Cronaca

Immigrato entra in una villa e trova il proprietario: 'Per favore, dammi qualcosa'

Entra in una villetta, ma trovandosi davanti il proprietario si spaventa e si limita a chiedere un po’ di denaro. Tentato furto o gesto disperato? Questo si chiede Irene Cremona, in una lettera inviata al nostro quotidiano, raccontandoci della vicenda di cui si è trovato protagonista il padre, pensionato 63enne.

L’episodio risale a venerdì 26 febbraio, al quartiere San Felice. Sono circa le 15 quando “un ragazzo di colore sui 25 anni d’età, entra nella villetta attraverso il cancello d’ingresso chiuso non a chiave. Essendo anche la porta d’ingresso dell’abitazione chiusa ma non a chiave, il migrante, incurante della possibile presenza del proprietario, entra, trovandosi faccia a faccia con mio padre, Enzo, uomo di robusta corporatura. Con decisione mio papà immediatamente intima al ragazzo di andarsene fuori casa, chiedendo il motivo di questa sua indesiderata presenza. Il giovane impaurito accampa assurde giustificazioni”. “Ho trovato il cancello aperto, ho pure bussato alla porta, nessuno ha risposto, dunque sono entrato” avrebbe detto il giovane.

Poi la supplica: “Dammi qualcosa, per favore”. Sempre secondo il racconto di Irene, il padre si rifiuta di consegnare i soldi, chiedendo al giovane di andarsene. “Impaurito, forse resosi conto della violazione di una proprietà privata, il giovane fugge a bordo della sua bicicletta implorando tuttavia di non avvertire la polizia. Con senso civico mio papà informa giustamente i vigili di quartiere che perlustrano la zona: nessuna traccia del ragazzo”.

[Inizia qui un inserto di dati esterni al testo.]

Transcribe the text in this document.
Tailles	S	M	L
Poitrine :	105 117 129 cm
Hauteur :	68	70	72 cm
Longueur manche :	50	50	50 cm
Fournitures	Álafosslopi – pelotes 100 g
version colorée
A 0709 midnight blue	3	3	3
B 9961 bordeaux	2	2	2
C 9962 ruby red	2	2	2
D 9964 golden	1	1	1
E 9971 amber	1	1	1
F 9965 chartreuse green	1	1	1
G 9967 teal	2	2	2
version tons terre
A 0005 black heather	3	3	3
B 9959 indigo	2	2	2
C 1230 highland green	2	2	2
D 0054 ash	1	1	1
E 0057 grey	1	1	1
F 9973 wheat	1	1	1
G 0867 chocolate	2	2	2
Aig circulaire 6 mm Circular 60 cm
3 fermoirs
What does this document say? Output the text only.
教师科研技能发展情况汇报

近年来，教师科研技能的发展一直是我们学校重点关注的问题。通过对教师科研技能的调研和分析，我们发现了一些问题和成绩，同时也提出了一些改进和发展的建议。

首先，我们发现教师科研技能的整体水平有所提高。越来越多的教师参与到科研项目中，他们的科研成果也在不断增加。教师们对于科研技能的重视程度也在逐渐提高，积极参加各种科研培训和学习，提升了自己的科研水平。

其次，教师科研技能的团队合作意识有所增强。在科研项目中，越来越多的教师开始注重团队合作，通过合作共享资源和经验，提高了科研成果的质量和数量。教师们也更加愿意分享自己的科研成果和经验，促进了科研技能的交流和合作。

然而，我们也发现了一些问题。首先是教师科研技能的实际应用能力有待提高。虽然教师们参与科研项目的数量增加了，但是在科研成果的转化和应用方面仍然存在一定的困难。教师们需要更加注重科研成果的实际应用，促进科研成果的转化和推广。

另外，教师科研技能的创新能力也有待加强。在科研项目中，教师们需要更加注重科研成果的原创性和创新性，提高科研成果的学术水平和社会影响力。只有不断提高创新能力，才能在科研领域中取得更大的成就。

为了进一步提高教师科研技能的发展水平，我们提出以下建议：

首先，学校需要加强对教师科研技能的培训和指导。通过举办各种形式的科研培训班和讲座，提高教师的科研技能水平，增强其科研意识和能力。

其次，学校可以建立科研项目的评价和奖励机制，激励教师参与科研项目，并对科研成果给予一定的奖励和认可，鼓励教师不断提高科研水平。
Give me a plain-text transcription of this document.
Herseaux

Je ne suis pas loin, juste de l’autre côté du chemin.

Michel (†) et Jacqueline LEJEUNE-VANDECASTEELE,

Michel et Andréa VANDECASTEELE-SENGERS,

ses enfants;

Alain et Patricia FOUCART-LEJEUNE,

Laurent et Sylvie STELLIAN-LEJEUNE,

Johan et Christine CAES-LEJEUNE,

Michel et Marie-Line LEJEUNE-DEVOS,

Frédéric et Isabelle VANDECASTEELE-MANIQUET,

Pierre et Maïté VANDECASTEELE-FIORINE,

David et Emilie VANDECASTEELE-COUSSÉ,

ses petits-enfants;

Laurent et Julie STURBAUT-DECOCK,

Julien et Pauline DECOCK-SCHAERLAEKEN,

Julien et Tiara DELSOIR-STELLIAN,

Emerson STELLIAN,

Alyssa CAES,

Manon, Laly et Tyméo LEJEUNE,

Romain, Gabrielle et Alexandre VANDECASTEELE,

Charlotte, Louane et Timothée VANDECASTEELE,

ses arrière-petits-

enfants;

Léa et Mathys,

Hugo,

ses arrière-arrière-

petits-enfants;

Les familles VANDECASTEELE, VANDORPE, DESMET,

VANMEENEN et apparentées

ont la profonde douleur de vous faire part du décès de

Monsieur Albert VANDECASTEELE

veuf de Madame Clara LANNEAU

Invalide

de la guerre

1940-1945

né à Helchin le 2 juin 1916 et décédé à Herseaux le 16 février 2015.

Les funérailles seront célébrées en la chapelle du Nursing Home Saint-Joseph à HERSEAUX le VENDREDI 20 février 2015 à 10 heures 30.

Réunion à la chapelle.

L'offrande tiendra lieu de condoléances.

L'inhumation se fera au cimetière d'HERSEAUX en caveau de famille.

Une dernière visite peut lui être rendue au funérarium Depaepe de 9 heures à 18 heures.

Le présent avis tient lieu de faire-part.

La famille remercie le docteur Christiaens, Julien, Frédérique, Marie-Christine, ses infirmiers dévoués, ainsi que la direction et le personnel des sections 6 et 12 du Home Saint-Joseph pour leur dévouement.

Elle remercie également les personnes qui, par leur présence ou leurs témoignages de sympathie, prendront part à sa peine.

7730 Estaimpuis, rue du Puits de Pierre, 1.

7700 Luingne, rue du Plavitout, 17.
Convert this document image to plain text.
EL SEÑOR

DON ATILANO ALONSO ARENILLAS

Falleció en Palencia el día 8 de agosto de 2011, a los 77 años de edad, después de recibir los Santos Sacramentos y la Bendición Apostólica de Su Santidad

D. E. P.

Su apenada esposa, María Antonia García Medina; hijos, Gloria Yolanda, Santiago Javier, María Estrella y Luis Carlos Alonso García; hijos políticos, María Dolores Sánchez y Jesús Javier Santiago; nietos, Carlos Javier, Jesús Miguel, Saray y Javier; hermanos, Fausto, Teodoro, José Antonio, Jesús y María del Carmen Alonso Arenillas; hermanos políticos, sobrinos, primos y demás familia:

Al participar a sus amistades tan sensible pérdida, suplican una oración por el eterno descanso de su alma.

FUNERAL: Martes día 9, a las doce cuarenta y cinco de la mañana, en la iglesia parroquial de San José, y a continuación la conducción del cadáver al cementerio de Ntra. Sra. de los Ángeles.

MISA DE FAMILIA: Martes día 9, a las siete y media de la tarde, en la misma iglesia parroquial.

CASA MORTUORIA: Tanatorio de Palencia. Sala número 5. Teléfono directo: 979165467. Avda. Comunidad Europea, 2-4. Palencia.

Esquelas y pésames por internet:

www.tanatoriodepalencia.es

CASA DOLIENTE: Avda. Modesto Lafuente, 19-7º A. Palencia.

“Alla luce dei fatti personalmente mi trovo indecisa tra la rabbia e la paura di sapermi in balìa di persone pericolose e che non hanno nulla perdere, e la compassione che provo per queste stesse persone che forse cercano solo di sopravvivere” scrive la donna nella sua lettera. “Purtroppo è abitudine, soprattutto nelle persone di una certa età, lasciare aperte porte e finestre, almeno di giorno, per il loro frequente andirivieni all’esterno della abitazione. D’altronde mio papà, anche dopo l’accaduto, rifiuta di chiudersi in casa a chiave, e per principio non intende attivare (almeno di giorno!) l’allarme, in quanto ritiene assurdo che debba limitare la propria libertà all’interno della propria casa. Mi chiedo allora: e se in casa invece di mio papà ci fossi stata io sola, oppure mia sorella o mia nonna sole cosa sarebbe accaduto? E se questo ragazzo fosse stato armato anche di solo coltello? Volutamente evito di esprimere giudizi razziali né tanto meno di integrazione. Tuttavia mi viene spontanea, usando la stessa espressione del ragazzo, una domanda forse utopica alle Istituzioni: dateci delle spiegazioni. Purtroppo è chiaro si tratta di un dramma per quei disperati, mentre invece per noi… cos’è per noi invece tutto questo?”.